Intertextual comparison in the Lord of the Rings
Tolkien once said in his Letters (in one of the better quotes I've ever read) of intertextual comparison like this that it is
not very useful.
In particular, Tolkien for the most part based his story on, e.g., Beowulf, or Norse mythology, not more modern literature. To quote his Letters (for what it's worth, if you are at all interested in Tolkien scholarship, please promptly get a copy of the letters and Humphrey Carpenter's biography)
As for the rest of the tale it is [...] derived from (previously digested) epic, mythology, and fairy-story – not, however, Victorian in authorship, as a rule to which George Macdonald is the chief exception.
Having spent way too much time reading Tolkien, I can to some extent attest to this. The similarities that have been called to my mind reading his work has always been of things like King Arthur or the dwarves of Nordic myth or what have you. I can say with all honesty that even having read Macbeth I only compared Dunsinane wood to the Ents because I'd read his letters - not because they struck me as particularly similar.
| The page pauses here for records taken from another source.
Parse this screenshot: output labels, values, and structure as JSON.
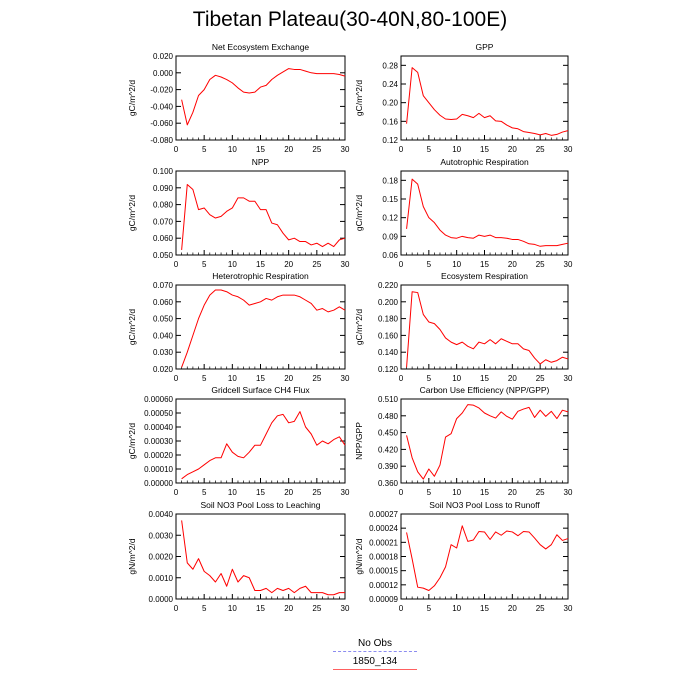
{
  "title": "Tibetan Plateau(30-40N,80-100E)",
  "legend": {
    "items": [
      {
        "label": "No Obs",
        "color": "#8c8cf0",
        "style": "dashed"
      },
      {
        "label": "1850_134",
        "color": "#ff6060",
        "style": "solid"
      }
    ]
  },
  "chart_data": [
    {
      "type": "line",
      "title": "Net Ecosystem Exchange",
      "ylabel": "gC/m^2/d",
      "xlabel": "",
      "xlim": [
        0,
        30
      ],
      "ylim": [
        -0.08,
        0.02
      ],
      "xticks": [
        0,
        5,
        10,
        15,
        20,
        25,
        30
      ],
      "yticks": [
        -0.08,
        -0.06,
        -0.04,
        -0.02,
        0.0,
        0.02
      ],
      "ytick_labels": [
        "-0.080",
        "-0.060",
        "-0.040",
        "-0.020",
        "0.000",
        "0.020"
      ],
      "series": [
        {
          "name": "1850_134",
          "color": "#ff0000",
          "x": [
            1,
            2,
            3,
            4,
            5,
            6,
            7,
            8,
            9,
            10,
            11,
            12,
            13,
            14,
            15,
            16,
            17,
            18,
            19,
            20,
            21,
            22,
            23,
            24,
            25,
            26,
            27,
            28,
            29,
            30
          ],
          "y": [
            -0.032,
            -0.062,
            -0.047,
            -0.027,
            -0.02,
            -0.008,
            -0.003,
            -0.005,
            -0.008,
            -0.012,
            -0.018,
            -0.023,
            -0.024,
            -0.023,
            -0.017,
            -0.015,
            -0.008,
            -0.003,
            0.001,
            0.005,
            0.004,
            0.004,
            0.002,
            0.0,
            -0.001,
            -0.001,
            -0.001,
            -0.001,
            -0.002,
            -0.004
          ]
        }
      ]
    },
    {
      "type": "line",
      "title": "GPP",
      "ylabel": "gC/m^2/d",
      "xlabel": "",
      "xlim": [
        0,
        30
      ],
      "ylim": [
        0.12,
        0.3
      ],
      "xticks": [
        0,
        5,
        10,
        15,
        20,
        25,
        30
      ],
      "yticks": [
        0.12,
        0.16,
        0.2,
        0.24,
        0.28
      ],
      "ytick_labels": [
        "0.12",
        "0.16",
        "0.20",
        "0.24",
        "0.28"
      ],
      "series": [
        {
          "name": "1850_134",
          "color": "#ff0000",
          "x": [
            1,
            2,
            3,
            4,
            5,
            6,
            7,
            8,
            9,
            10,
            11,
            12,
            13,
            14,
            15,
            16,
            17,
            18,
            19,
            20,
            21,
            22,
            23,
            24,
            25,
            26,
            27,
            28,
            29,
            30
          ],
          "y": [
            0.155,
            0.275,
            0.265,
            0.215,
            0.2,
            0.185,
            0.173,
            0.165,
            0.164,
            0.165,
            0.175,
            0.172,
            0.168,
            0.177,
            0.168,
            0.172,
            0.161,
            0.16,
            0.152,
            0.146,
            0.144,
            0.138,
            0.136,
            0.134,
            0.131,
            0.134,
            0.13,
            0.132,
            0.137,
            0.14
          ]
        }
      ]
    },
    {
      "type": "line",
      "title": "NPP",
      "ylabel": "gC/m^2/d",
      "xlabel": "",
      "xlim": [
        0,
        30
      ],
      "ylim": [
        0.05,
        0.1
      ],
      "xticks": [
        0,
        5,
        10,
        15,
        20,
        25,
        30
      ],
      "yticks": [
        0.05,
        0.06,
        0.07,
        0.08,
        0.09,
        0.1
      ],
      "ytick_labels": [
        "0.050",
        "0.060",
        "0.070",
        "0.080",
        "0.090",
        "0.100"
      ],
      "series": [
        {
          "name": "1850_134",
          "color": "#ff0000",
          "x": [
            1,
            2,
            3,
            4,
            5,
            6,
            7,
            8,
            9,
            10,
            11,
            12,
            13,
            14,
            15,
            16,
            17,
            18,
            19,
            20,
            21,
            22,
            23,
            24,
            25,
            26,
            27,
            28,
            29,
            30
          ],
          "y": [
            0.053,
            0.092,
            0.089,
            0.077,
            0.078,
            0.074,
            0.072,
            0.073,
            0.076,
            0.078,
            0.084,
            0.084,
            0.082,
            0.082,
            0.077,
            0.077,
            0.069,
            0.068,
            0.063,
            0.059,
            0.06,
            0.058,
            0.058,
            0.056,
            0.057,
            0.055,
            0.057,
            0.055,
            0.059,
            0.06
          ]
        }
      ]
    },
    {
      "type": "line",
      "title": "Autotrophic Respiration",
      "ylabel": "gC/m^2/d",
      "xlabel": "",
      "xlim": [
        0,
        30
      ],
      "ylim": [
        0.06,
        0.195
      ],
      "xticks": [
        0,
        5,
        10,
        15,
        20,
        25,
        30
      ],
      "yticks": [
        0.06,
        0.09,
        0.12,
        0.15,
        0.18
      ],
      "ytick_labels": [
        "0.06",
        "0.09",
        "0.12",
        "0.15",
        "0.18"
      ],
      "series": [
        {
          "name": "1850_134",
          "color": "#ff0000",
          "x": [
            1,
            2,
            3,
            4,
            5,
            6,
            7,
            8,
            9,
            10,
            11,
            12,
            13,
            14,
            15,
            16,
            17,
            18,
            19,
            20,
            21,
            22,
            23,
            24,
            25,
            26,
            27,
            28,
            29,
            30
          ],
          "y": [
            0.102,
            0.182,
            0.174,
            0.138,
            0.12,
            0.112,
            0.1,
            0.092,
            0.088,
            0.087,
            0.09,
            0.088,
            0.087,
            0.092,
            0.09,
            0.092,
            0.088,
            0.088,
            0.087,
            0.085,
            0.085,
            0.082,
            0.078,
            0.077,
            0.074,
            0.075,
            0.075,
            0.075,
            0.077,
            0.079
          ]
        }
      ]
    },
    {
      "type": "line",
      "title": "Heterotrophic Respiration",
      "ylabel": "gC/m^2/d",
      "xlabel": "",
      "xlim": [
        0,
        30
      ],
      "ylim": [
        0.02,
        0.07
      ],
      "xticks": [
        0,
        5,
        10,
        15,
        20,
        25,
        30
      ],
      "yticks": [
        0.02,
        0.03,
        0.04,
        0.05,
        0.06,
        0.07
      ],
      "ytick_labels": [
        "0.020",
        "0.030",
        "0.040",
        "0.050",
        "0.060",
        "0.070"
      ],
      "series": [
        {
          "name": "1850_134",
          "color": "#ff0000",
          "x": [
            1,
            2,
            3,
            4,
            5,
            6,
            7,
            8,
            9,
            10,
            11,
            12,
            13,
            14,
            15,
            16,
            17,
            18,
            19,
            20,
            21,
            22,
            23,
            24,
            25,
            26,
            27,
            28,
            29,
            30
          ],
          "y": [
            0.021,
            0.03,
            0.04,
            0.05,
            0.058,
            0.064,
            0.067,
            0.067,
            0.066,
            0.064,
            0.063,
            0.061,
            0.058,
            0.059,
            0.06,
            0.062,
            0.061,
            0.063,
            0.064,
            0.064,
            0.064,
            0.063,
            0.061,
            0.059,
            0.055,
            0.056,
            0.054,
            0.055,
            0.057,
            0.055
          ]
        }
      ]
    },
    {
      "type": "line",
      "title": "Ecosystem Respiration",
      "ylabel": "gC/m^2/d",
      "xlabel": "",
      "xlim": [
        0,
        30
      ],
      "ylim": [
        0.12,
        0.22
      ],
      "xticks": [
        0,
        5,
        10,
        15,
        20,
        25,
        30
      ],
      "yticks": [
        0.12,
        0.14,
        0.16,
        0.18,
        0.2,
        0.22
      ],
      "ytick_labels": [
        "0.120",
        "0.140",
        "0.160",
        "0.180",
        "0.200",
        "0.220"
      ],
      "series": [
        {
          "name": "1850_134",
          "color": "#ff0000",
          "x": [
            1,
            2,
            3,
            4,
            5,
            6,
            7,
            8,
            9,
            10,
            11,
            12,
            13,
            14,
            15,
            16,
            17,
            18,
            19,
            20,
            21,
            22,
            23,
            24,
            25,
            26,
            27,
            28,
            29,
            30
          ],
          "y": [
            0.122,
            0.212,
            0.211,
            0.185,
            0.176,
            0.174,
            0.167,
            0.157,
            0.152,
            0.149,
            0.152,
            0.147,
            0.144,
            0.152,
            0.15,
            0.155,
            0.15,
            0.156,
            0.153,
            0.15,
            0.15,
            0.144,
            0.142,
            0.133,
            0.126,
            0.131,
            0.128,
            0.13,
            0.134,
            0.132
          ]
        }
      ]
    },
    {
      "type": "line",
      "title": "Gridcell Surface CH4 Flux",
      "ylabel": "gC/m^2/d",
      "xlabel": "",
      "xlim": [
        0,
        30
      ],
      "ylim": [
        0.0,
        0.0006
      ],
      "xticks": [
        0,
        5,
        10,
        15,
        20,
        25,
        30
      ],
      "yticks": [
        0.0,
        0.0001,
        0.0002,
        0.0003,
        0.0004,
        0.0005,
        0.0006
      ],
      "ytick_labels": [
        "0.00000",
        "0.00010",
        "0.00020",
        "0.00030",
        "0.00040",
        "0.00050",
        "0.00060"
      ],
      "series": [
        {
          "name": "1850_134",
          "color": "#ff0000",
          "x": [
            1,
            2,
            3,
            4,
            5,
            6,
            7,
            8,
            9,
            10,
            11,
            12,
            13,
            14,
            15,
            16,
            17,
            18,
            19,
            20,
            21,
            22,
            23,
            24,
            25,
            26,
            27,
            28,
            29,
            30
          ],
          "y": [
            3e-05,
            6e-05,
            8e-05,
            0.0001,
            0.00013,
            0.00016,
            0.00018,
            0.00018,
            0.00028,
            0.00022,
            0.00019,
            0.00018,
            0.00022,
            0.00027,
            0.00027,
            0.00035,
            0.00043,
            0.00048,
            0.00049,
            0.00043,
            0.00044,
            0.00051,
            0.0004,
            0.00035,
            0.00027,
            0.0003,
            0.00028,
            0.00031,
            0.00033,
            0.00027
          ]
        }
      ]
    },
    {
      "type": "line",
      "title": "Carbon Use Efficiency (NPP/GPP)",
      "ylabel": "NPP/GPP",
      "xlabel": "",
      "xlim": [
        0,
        30
      ],
      "ylim": [
        0.36,
        0.51
      ],
      "xticks": [
        0,
        5,
        10,
        15,
        20,
        25,
        30
      ],
      "yticks": [
        0.36,
        0.39,
        0.42,
        0.45,
        0.48,
        0.51
      ],
      "ytick_labels": [
        "0.360",
        "0.390",
        "0.420",
        "0.450",
        "0.480",
        "0.510"
      ],
      "series": [
        {
          "name": "1850_134",
          "color": "#ff0000",
          "x": [
            1,
            2,
            3,
            4,
            5,
            6,
            7,
            8,
            9,
            10,
            11,
            12,
            13,
            14,
            15,
            16,
            17,
            18,
            19,
            20,
            21,
            22,
            23,
            24,
            25,
            26,
            27,
            28,
            29,
            30
          ],
          "y": [
            0.445,
            0.405,
            0.38,
            0.367,
            0.385,
            0.372,
            0.392,
            0.442,
            0.448,
            0.475,
            0.485,
            0.5,
            0.499,
            0.494,
            0.485,
            0.48,
            0.476,
            0.487,
            0.479,
            0.474,
            0.488,
            0.492,
            0.495,
            0.477,
            0.49,
            0.479,
            0.488,
            0.475,
            0.49,
            0.487
          ]
        }
      ]
    },
    {
      "type": "line",
      "title": "Soil NO3 Pool Loss to Leaching",
      "ylabel": "gN/m^2/d",
      "xlabel": "",
      "xlim": [
        0,
        30
      ],
      "ylim": [
        0.0,
        0.004
      ],
      "xticks": [
        0,
        5,
        10,
        15,
        20,
        25,
        30
      ],
      "yticks": [
        0.0,
        0.001,
        0.002,
        0.003,
        0.004
      ],
      "ytick_labels": [
        "0.0000",
        "0.0010",
        "0.0020",
        "0.0030",
        "0.0040"
      ],
      "series": [
        {
          "name": "1850_134",
          "color": "#ff0000",
          "x": [
            1,
            2,
            3,
            4,
            5,
            6,
            7,
            8,
            9,
            10,
            11,
            12,
            13,
            14,
            15,
            16,
            17,
            18,
            19,
            20,
            21,
            22,
            23,
            24,
            25,
            26,
            27,
            28,
            29,
            30
          ],
          "y": [
            0.0037,
            0.0017,
            0.0014,
            0.0019,
            0.0013,
            0.0011,
            0.0008,
            0.0012,
            0.0006,
            0.0014,
            0.0008,
            0.0011,
            0.001,
            0.0004,
            0.0004,
            0.0005,
            0.0003,
            0.0005,
            0.0004,
            0.0005,
            0.0003,
            0.0005,
            0.0006,
            0.0003,
            0.0003,
            0.0003,
            0.0002,
            0.0002,
            0.0003,
            0.0003
          ]
        }
      ]
    },
    {
      "type": "line",
      "title": "Soil NO3 Pool Loss to Runoff",
      "ylabel": "gN/m^2/d",
      "xlabel": "",
      "xlim": [
        0,
        30
      ],
      "ylim": [
        9e-05,
        0.00027
      ],
      "xticks": [
        0,
        5,
        10,
        15,
        20,
        25,
        30
      ],
      "yticks": [
        9e-05,
        0.00012,
        0.00015,
        0.00018,
        0.00021,
        0.00024,
        0.00027
      ],
      "ytick_labels": [
        "0.00009",
        "0.00012",
        "0.00015",
        "0.00018",
        "0.00021",
        "0.00024",
        "0.00027"
      ],
      "series": [
        {
          "name": "1850_134",
          "color": "#ff0000",
          "x": [
            1,
            2,
            3,
            4,
            5,
            6,
            7,
            8,
            9,
            10,
            11,
            12,
            13,
            14,
            15,
            16,
            17,
            18,
            19,
            20,
            21,
            22,
            23,
            24,
            25,
            26,
            27,
            28,
            29,
            30
          ],
          "y": [
            0.000231,
            0.000175,
            0.000115,
            0.000113,
            0.000108,
            0.000118,
            0.000135,
            0.000158,
            0.000205,
            0.000198,
            0.000245,
            0.000212,
            0.000215,
            0.000233,
            0.000232,
            0.000216,
            0.000232,
            0.000225,
            0.000234,
            0.000232,
            0.000224,
            0.000233,
            0.000232,
            0.000219,
            0.000205,
            0.000196,
            0.000205,
            0.000226,
            0.000214,
            0.000218
          ]
        }
      ]
    }
  ]
}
Prospero in the Tempest is to me a very different wizard from Gandalf.
Perhaps this is much a personal impression as anything but I feel one does the Lord of the Rings a disservice (or really, almost any literature but that by those like T.S. Eliot, who invite this sort of thing) by trying to see if such and such passage came from such and such other passage - sometimes, an author is just telling a story. (Then again, I shouldn't throw stones in a glass house, as I'm writing a paper comparing Durin and King Arthur.)
Conclusion
While I've presented in this answer as much evidence as I could dig up in your favor, it really doesn't seem very convincing. Yeah, the Ring is good on the outside but bad in reality, and so is man in Shakespeare's (and probably Tolkien's, seeing as he was Catholic) view, but even if the Ring is a commentary on man, that's really not a very clear pointer towards Shakespeare. Tolkien wasn't even a very big fan of Shakespeare, at minimum, and he probably even harbored an active dislike of Shakespeare. Intertextual comparison in the Lord of the Rings - especially with more "modern" (after Chaucer) works, instead of the myths from which Tolkien primarily drew upon - is an attitude Tolkien didn't really like, and not one that is very fruitful.
And then, of course, the phrasing is something that I've seen elsewhere in books and is small enough that it's very easily the sort of thing that could be unconsciously inserted, without any actual thought going to it.